When you do, you can see that DoorDash has a P/S ratio (as of this writing) of 15.75. That’s almost twice the P/S ratio for Uber (8.03) and more than double that of GrubHub (6.35). That suggests that DASH stock is overvalued.
However, we are operating in an environment where value is not necessarily measured in profitability, but in what investors are willing to pay. The problem that I see for DoorDash is that the same factors that could propel its growth in the short term could also make the stock a mediocre long-term investment.
The Bullish Case for DASH Stock
The economic recovery is underway. And that’s good news for DoorDash and other food delivery companies that rely on a strong economy. By any metric, consumers are paying a premium to use their service. In fact, the service itself is a surcharge on top of the price of the food and the tip.

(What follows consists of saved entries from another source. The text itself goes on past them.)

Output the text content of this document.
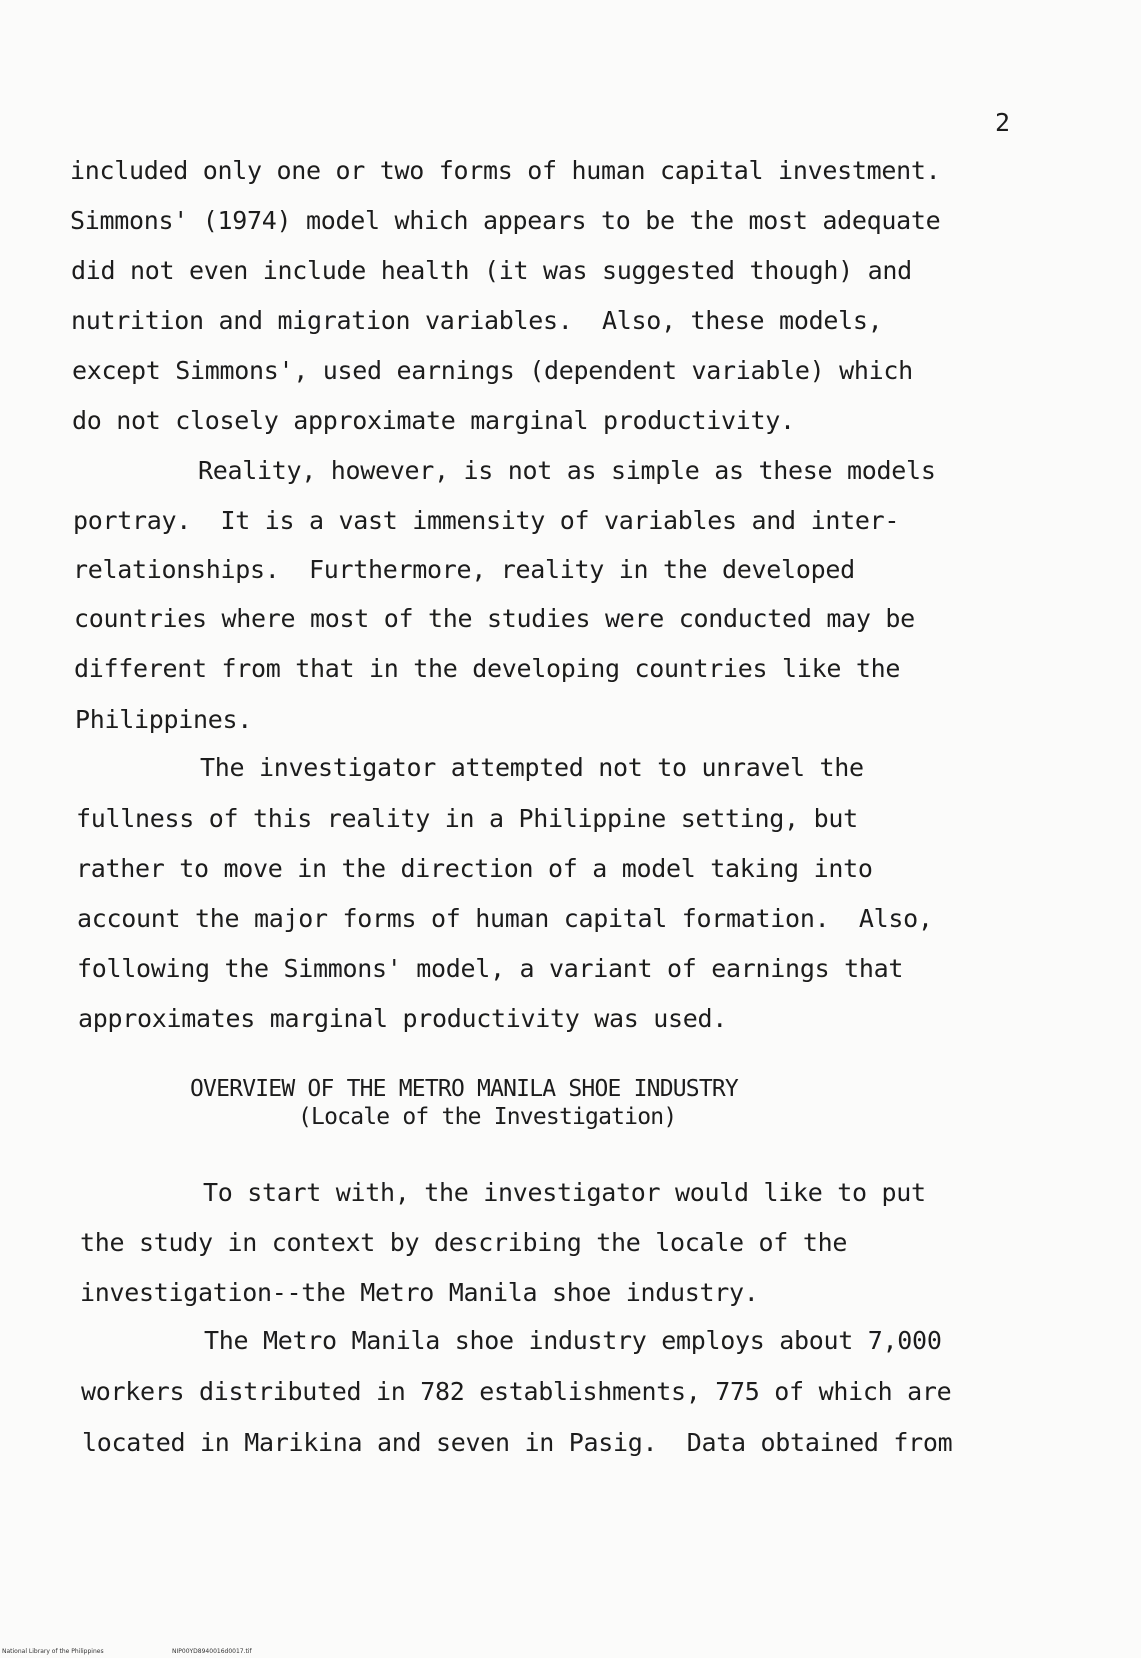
2
included only one or two forms of human capital investment.
Simmons' (1974) model which appears to be the most adequate
did not even include health (it was suggested though) and
nutrition and migration variables.  Also, these models,
except Simmons', used earnings (dependent variable) which
do not closely approximate marginal productivity.
Reality, however, is not as simple as these models
portray.  It is a vast immensity of variables and inter-
relationships.  Furthermore, reality in the developed
countries where most of the studies were conducted may be
different from that in the developing countries like the
Philippines.
The investigator attempted not to unravel the
fullness of this reality in a Philippine setting, but
rather to move in the direction of a model taking into
account the major forms of human capital formation.  Also,
following the Simmons' model, a variant of earnings that
approximates marginal productivity was used.
OVERVIEW OF THE METRO MANILA SHOE INDUSTRY
(Locale of the Investigation)
To start with, the investigator would like to put
the study in context by describing the locale of the
investigation--the Metro Manila shoe industry.
The Metro Manila shoe industry employs about 7,000
workers distributed in 782 establishments, 775 of which are
located in Marikina and seven in Pasig.  Data obtained from
National Library of the Philippines	NIP00YD8940016d0017.tif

So for food delivery companies to thrive, the price of that surcharge must remain small enough to justify the convenience. In the case of DoorDash that surcharge could be as low as $1.99 or as much as $5.99 depending on the restaurant and the order.
That’s a fee that will be easily absorbed by most individuals, particularly since it’s paid at the time they order their food. And as more individuals return to work, you can see demand for food delivery services to rise.
Then there’s the Delta variant of the novel coronavirus. Although this is unlikely to be a long-term catalyst, in the short term it will likely be a lift to food delivery services.
However, the real catalyst for DoorDash and other food delivery services is if they can truly become mainstream. The pandemic has created a strong push to “normalize” at-home grocery delivery. The question is if this is altering consumer behavior or leaning into what consumers have wanted all along.
The Bearish Case for DASH Stock
Let’s say that food delivery does become an expanded part of our new normal. Let’s even go further and say that some restaurants decide that rather than fight higher labor costs that carry-out and delivery become the only viable options to remain in business.
While that would seem to favor DASH stock, it’s not too hard to make a counterargument. The food delivery sector is getting more crowded by the day. And if food delivery expands beyond its current level, there’s no moat protecting the sector from becoming even more crowded. Furthermore, if restaurant chains did go this route, they would likely employ their own delivery service and cut out the middleman.
If you don’t believe me, look at DoorDash itself which is rumored to be looking into entering the grocery delivery space.
Plus, there is some evidence that the economic recovery may be more fragile than it appears. If that is indeed the case, then customers may not be as willing to pay a surcharge for food they can easily pick up themselves.
Don’t Hurry to Buy DASH Stock
From a technical standpoint, DASH stock may be ready to burst to the upside. However, it’s not going to get anywhere near its 52-week high. That’s the nature of IPOs. But traders aren’t buying DASH stock for its fundamentals, but for its long-term story.
That story may be bullish, but it could just as easily be bearish. It’s better to wait until you have a better sense of which way it’s going.